= Symbol (number theory) =

In number theory, a symbol is any of many different generalizations of the Legendre symbol. This article describes the relations between these various generalizations.

The symbols below are arranged roughly in order of the date they were introduced, which is usually (but not always) in order of increasing generality.

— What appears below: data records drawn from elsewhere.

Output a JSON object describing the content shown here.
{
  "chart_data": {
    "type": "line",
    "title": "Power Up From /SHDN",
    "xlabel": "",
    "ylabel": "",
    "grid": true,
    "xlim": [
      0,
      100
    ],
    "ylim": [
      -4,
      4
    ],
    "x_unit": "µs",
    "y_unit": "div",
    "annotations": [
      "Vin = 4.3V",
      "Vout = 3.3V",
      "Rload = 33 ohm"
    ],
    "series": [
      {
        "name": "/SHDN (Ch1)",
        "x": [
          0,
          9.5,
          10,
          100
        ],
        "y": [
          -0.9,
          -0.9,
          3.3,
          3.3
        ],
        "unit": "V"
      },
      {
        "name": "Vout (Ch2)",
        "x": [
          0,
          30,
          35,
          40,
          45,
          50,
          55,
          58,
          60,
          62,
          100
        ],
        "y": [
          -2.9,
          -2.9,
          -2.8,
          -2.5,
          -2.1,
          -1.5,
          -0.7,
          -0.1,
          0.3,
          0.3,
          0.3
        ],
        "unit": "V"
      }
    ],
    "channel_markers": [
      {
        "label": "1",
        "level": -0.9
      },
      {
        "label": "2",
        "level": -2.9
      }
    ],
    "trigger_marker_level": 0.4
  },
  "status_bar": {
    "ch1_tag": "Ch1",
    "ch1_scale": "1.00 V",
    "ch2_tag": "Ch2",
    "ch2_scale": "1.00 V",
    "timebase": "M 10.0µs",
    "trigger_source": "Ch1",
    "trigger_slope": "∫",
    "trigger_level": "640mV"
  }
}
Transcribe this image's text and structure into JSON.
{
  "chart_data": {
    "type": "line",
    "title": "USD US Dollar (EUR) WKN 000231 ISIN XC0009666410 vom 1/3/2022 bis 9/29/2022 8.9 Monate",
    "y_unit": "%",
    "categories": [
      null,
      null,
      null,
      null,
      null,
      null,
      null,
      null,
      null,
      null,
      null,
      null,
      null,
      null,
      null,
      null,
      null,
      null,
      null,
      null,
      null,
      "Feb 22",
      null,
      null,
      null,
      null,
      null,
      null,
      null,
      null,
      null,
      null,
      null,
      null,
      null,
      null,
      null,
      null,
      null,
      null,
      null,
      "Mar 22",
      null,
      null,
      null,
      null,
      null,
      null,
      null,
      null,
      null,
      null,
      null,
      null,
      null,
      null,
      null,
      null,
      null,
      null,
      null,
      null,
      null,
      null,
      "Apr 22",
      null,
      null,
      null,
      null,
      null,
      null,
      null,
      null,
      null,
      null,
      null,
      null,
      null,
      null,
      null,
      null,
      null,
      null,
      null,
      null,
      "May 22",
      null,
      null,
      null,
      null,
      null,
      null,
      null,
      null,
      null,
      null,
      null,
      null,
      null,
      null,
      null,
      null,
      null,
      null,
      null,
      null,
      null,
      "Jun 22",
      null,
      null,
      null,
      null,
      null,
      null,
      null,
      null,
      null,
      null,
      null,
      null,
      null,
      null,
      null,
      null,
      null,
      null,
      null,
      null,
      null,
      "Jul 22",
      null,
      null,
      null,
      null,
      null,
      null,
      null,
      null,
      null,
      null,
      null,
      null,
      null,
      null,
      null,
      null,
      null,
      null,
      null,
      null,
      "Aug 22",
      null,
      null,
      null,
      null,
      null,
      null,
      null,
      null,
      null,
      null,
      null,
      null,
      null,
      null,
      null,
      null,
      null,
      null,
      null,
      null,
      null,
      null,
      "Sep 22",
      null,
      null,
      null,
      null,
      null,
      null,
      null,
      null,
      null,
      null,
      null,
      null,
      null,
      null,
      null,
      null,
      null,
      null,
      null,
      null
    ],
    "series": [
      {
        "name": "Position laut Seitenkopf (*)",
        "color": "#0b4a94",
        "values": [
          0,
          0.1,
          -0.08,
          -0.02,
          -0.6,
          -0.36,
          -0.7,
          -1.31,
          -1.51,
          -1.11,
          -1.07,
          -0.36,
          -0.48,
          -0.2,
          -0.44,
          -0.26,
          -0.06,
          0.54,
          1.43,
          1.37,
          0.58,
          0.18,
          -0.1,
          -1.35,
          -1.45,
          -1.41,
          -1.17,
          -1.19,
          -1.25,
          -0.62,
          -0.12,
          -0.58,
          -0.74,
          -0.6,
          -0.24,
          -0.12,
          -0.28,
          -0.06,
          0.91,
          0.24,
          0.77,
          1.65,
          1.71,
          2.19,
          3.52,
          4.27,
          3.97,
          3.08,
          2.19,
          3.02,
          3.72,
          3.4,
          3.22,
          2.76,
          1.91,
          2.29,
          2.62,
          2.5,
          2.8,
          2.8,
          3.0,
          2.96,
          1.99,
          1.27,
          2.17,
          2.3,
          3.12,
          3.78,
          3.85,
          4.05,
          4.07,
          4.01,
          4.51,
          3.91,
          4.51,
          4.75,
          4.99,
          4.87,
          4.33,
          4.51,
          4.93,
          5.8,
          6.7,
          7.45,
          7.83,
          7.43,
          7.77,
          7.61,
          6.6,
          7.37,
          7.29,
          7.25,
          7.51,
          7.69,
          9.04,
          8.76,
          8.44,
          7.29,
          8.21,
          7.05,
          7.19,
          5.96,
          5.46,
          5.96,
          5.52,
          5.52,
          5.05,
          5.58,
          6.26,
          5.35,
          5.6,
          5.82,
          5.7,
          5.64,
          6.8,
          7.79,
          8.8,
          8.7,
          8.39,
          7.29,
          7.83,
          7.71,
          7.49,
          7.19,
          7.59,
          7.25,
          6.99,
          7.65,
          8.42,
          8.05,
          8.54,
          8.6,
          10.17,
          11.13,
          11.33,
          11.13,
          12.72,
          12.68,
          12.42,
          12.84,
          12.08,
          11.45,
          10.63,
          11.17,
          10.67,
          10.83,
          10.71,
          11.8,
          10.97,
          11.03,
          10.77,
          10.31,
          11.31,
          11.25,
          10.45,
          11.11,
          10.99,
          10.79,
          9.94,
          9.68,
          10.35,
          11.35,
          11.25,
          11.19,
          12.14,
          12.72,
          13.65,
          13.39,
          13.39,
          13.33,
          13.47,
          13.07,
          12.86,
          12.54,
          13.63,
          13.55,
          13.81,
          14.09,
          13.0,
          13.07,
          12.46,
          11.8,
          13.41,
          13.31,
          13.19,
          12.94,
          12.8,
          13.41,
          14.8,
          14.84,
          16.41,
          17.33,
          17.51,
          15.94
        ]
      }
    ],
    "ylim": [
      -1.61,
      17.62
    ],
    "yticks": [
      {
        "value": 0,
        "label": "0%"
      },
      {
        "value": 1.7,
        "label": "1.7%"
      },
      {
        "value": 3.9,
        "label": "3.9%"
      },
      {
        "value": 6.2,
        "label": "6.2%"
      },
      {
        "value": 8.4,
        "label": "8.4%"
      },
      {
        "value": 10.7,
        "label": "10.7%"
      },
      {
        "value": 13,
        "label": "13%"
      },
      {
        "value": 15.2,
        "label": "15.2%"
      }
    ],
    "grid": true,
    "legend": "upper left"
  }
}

- Legendre symbol $\left(\frac{a}{p}\right)$ defined for p a prime, a an integer, and takes values 0, 1, or −1.
- Jacobi symbol $\left(\frac{a}{b}\right)$ defined for b a positive odd integer, a an integer, and takes values 0, 1, or −1. An extension of the Legendre symbol to more general values of b.
- Kronecker symbol $\left(\frac{a}{b}\right)$ defined for b any integer, a an integer, and takes values 0, 1, or −1. An extension of the Jacobi and Legendre symbols to more general values of b.
- Power residue symbol $\left(\frac{a}{b}\right)=\left(\frac{a}{b}\right)_m$ is defined for a in some global field containing the mth roots of 1 ( for some m), b a fractional ideal of K built from prime ideals coprime to m. The symbol takes values in the m roots of 1. When m = 2 and the global field is the rationals this is more or less the same as the Jacobi symbol.
- Hilbert symbol The local Hilbert symbol (a,b) is defined for a and b in some local field containing the m roots of 1 (for some m) and takes values in the m roots of 1. The power residue symbol can be written in terms of the Hilbert symbol. The global Hilbert symbol $(a,b)_p=\left(\frac{a,b}{p}\right)=\left(\frac{a,b}{p}\right)_m$ is defined for a and b in some global field K, for p a finite or infinite place of K, and is equal to the local Hilbert symbol in the completion of K at the place p.
- Artin symbol The local Artin symbol or norm residue symbol $\theta_{L/K}(\alpha) = (\alpha,L/K) = \left(\frac{L/K}{\alpha}\right)$ is defined for L a finite extension of the local field K, α an element of K, and takes values in the abelianization of the Galois group Gal(L/K). The global Artin symbol $\psi_{L/K}(\alpha) = (\alpha,L/K) = \left(\frac{L/K}{\alpha}\right)=((L/K)/\alpha)$ is defined for α in a ray class group or idele (class) group of a global field K, and takes values in the abelianization of Gal(L/K) for L an abelian extension of K. When α is in the idele group the symbol is sometimes called a Chevalley symbol or Artin–Chevalley symbol. The local Hilbert symbol of K can be written in terms of the Artin symbol for Kummer extensions L/K, where the roots of unity can be identified with elements of the Galois group.
- The Frobenius symbol $[(L/K)/P]=\left[\frac{L/K}{P}\right]$ is the same as the Frobenius element of the prime P of the Galois extension L of K.
- "Chevalley symbol" has several slightly different meanings. It is sometimes used for the Artin symbol for ideles. A variation of this is the Chevalley symbol $\left(\frac{a,\chi}{p}\right)$ for p a prime ideal of K, a an element of K, and χ a homomorphism of the Galois group of K to R/Z. The value of the symbol is then the value of the character χ on the usual Artin symbol.
- Norm residue symbol This name is for several different closely related symbols, such as the Artin symbol or the Hilbert symbol or Hasse's norm residue symbol. The Hasse norm residue symbol $((\alpha,L/K)/p)=\left(\frac{\alpha,L/K}{p}\right)$ is defined if p is a place of K and α an element of K. It is essentially the same as the local Artin symbol for the localization of K at p. The Hilbert symbol is a special case of it in the case of Kummer extensions.
- Steinberg symbol (a,b). This is a generalization of the local Hilbert symbol to arbitrary fields F. The numbers a and b are elements of F, and the symbol (a,b) takes values in the second K-group of F.
- Galois symbol A sort of generalization of the Steinberg symbol to higher algebraic K-theory. It takes a Milnor K-group to an étale cohomology group.